Bloomberg report citing sources that came out on Monday, the country “seeks to restrict Chinese smartphone makers from selling devices cheaper than Rs 12,000 (USD 150) to kick-start its faltering domestic industry”.
The move, said the report citing people close to the matter, may push Chinese smartphone makers “out of the lower segment of the world`s second-biggest mobile market”.
The government’s intentions, if true, will give a body blow to companies like Xiaomi and Realme that have captured about 50 per cent market share in India in the sub-USD 150 (Rs 12,000 and below) segment, according to Counterpoint Research.
“Overall, sub-$150 smartphones contributed to 31 per cent of the total smartphone volumes in India in the June quarter this year, compared to 49 per cent in the same quarter in 2018,” Research Director Tarun Pathak told IANS.
“Chinese brands dominate 75-80 per cent of these volumes as Jio PhoneNext has ramped up in the last few quarters. This segment is currently dominated by realme and Xiaomi with 50 per cent share,” Pathak added.

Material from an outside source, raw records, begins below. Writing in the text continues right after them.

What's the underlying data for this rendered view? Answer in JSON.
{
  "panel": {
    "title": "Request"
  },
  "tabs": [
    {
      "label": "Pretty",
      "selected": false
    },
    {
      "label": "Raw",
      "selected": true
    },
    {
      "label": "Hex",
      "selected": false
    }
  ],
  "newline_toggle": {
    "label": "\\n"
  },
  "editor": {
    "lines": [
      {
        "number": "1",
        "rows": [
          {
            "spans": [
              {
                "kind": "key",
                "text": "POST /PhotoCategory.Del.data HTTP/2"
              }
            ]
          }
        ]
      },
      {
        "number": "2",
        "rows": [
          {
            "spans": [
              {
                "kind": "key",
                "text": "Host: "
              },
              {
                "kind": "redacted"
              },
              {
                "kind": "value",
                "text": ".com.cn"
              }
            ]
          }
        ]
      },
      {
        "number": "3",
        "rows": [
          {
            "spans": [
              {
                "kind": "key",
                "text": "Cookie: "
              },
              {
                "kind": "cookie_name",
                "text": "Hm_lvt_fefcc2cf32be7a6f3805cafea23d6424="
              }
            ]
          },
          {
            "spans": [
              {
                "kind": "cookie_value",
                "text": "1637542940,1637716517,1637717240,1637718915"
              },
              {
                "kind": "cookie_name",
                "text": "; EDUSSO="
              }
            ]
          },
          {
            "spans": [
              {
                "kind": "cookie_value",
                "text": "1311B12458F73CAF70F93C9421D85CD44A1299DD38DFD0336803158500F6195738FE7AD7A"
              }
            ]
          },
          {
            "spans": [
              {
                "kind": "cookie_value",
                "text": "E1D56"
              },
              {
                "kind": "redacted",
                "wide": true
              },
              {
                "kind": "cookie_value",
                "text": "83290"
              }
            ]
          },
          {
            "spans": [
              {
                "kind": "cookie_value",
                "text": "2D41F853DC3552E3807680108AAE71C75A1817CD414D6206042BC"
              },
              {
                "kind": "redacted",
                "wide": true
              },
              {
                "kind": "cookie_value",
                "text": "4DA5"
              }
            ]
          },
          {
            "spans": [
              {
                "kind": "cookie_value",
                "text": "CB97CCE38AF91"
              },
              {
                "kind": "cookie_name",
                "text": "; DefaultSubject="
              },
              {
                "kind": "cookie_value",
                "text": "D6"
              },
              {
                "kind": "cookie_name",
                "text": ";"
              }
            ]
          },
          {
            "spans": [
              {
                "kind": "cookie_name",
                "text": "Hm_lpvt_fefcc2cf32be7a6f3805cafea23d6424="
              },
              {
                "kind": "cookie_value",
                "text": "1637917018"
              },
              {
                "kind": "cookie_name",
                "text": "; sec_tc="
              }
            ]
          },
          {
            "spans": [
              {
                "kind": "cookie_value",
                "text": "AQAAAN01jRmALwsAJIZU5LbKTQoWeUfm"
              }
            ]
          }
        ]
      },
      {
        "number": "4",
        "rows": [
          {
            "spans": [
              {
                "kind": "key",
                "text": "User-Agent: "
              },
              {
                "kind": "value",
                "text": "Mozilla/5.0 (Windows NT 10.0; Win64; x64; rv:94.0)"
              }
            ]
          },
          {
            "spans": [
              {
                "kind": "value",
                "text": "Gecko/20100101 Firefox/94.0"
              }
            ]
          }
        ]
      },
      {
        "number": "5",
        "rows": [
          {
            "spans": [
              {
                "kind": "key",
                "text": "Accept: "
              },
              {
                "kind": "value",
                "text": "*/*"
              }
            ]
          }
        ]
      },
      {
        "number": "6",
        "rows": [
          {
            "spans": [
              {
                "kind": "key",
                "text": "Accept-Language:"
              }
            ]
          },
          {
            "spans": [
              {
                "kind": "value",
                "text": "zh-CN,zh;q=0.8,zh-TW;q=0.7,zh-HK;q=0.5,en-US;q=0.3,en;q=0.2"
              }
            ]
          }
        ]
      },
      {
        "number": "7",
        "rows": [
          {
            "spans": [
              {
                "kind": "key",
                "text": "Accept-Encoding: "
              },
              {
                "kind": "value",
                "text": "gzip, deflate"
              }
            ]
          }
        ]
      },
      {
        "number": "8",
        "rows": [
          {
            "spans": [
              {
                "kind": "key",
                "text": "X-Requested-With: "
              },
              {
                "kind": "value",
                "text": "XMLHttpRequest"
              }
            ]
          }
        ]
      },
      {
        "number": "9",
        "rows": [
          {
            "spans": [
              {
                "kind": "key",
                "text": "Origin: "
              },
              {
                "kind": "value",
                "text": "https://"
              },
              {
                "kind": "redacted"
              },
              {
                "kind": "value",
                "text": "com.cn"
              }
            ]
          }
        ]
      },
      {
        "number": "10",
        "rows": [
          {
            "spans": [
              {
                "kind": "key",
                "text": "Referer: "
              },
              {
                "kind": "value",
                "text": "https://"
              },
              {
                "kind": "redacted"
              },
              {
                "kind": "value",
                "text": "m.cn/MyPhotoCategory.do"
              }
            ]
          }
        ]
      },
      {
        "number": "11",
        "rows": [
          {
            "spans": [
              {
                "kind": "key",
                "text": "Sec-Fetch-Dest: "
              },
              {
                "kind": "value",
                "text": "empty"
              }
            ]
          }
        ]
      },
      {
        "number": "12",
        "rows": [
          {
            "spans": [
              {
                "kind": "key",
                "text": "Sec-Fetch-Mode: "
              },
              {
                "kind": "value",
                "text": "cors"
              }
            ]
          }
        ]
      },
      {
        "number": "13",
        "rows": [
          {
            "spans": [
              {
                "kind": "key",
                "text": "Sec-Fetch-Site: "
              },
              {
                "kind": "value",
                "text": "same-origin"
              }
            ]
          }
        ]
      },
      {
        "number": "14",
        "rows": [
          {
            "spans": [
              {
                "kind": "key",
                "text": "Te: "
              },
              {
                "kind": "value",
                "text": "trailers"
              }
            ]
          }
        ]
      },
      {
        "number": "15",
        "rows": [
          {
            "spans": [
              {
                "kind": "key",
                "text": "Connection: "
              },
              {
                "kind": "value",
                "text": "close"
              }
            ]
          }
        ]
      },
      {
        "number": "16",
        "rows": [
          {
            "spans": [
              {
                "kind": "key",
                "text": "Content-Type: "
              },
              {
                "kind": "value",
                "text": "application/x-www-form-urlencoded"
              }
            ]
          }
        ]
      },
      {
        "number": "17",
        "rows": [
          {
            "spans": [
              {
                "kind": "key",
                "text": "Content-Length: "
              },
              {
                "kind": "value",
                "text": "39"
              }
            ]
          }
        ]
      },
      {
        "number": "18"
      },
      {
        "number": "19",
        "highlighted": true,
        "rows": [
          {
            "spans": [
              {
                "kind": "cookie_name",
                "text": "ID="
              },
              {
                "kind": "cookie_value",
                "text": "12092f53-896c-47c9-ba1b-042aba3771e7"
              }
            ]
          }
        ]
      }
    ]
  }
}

Shenzhen-based Transsion Holdings, which has brands like Tecno, Infinix and Itel in its kitty, is also a formidable player in the low-end and affordable segment in the country. Transsion Group brands (itel, Infinix and Tecno) captured a 12 per cent share in India`s handset market in Q2.
While itel led the sub-Rs 6,000 smartphone segment with a massive 77 per cent share, Tecno captured the second spot in the sub-Rs 8,000 smartphone segment in the country, according to Counterpoint Research.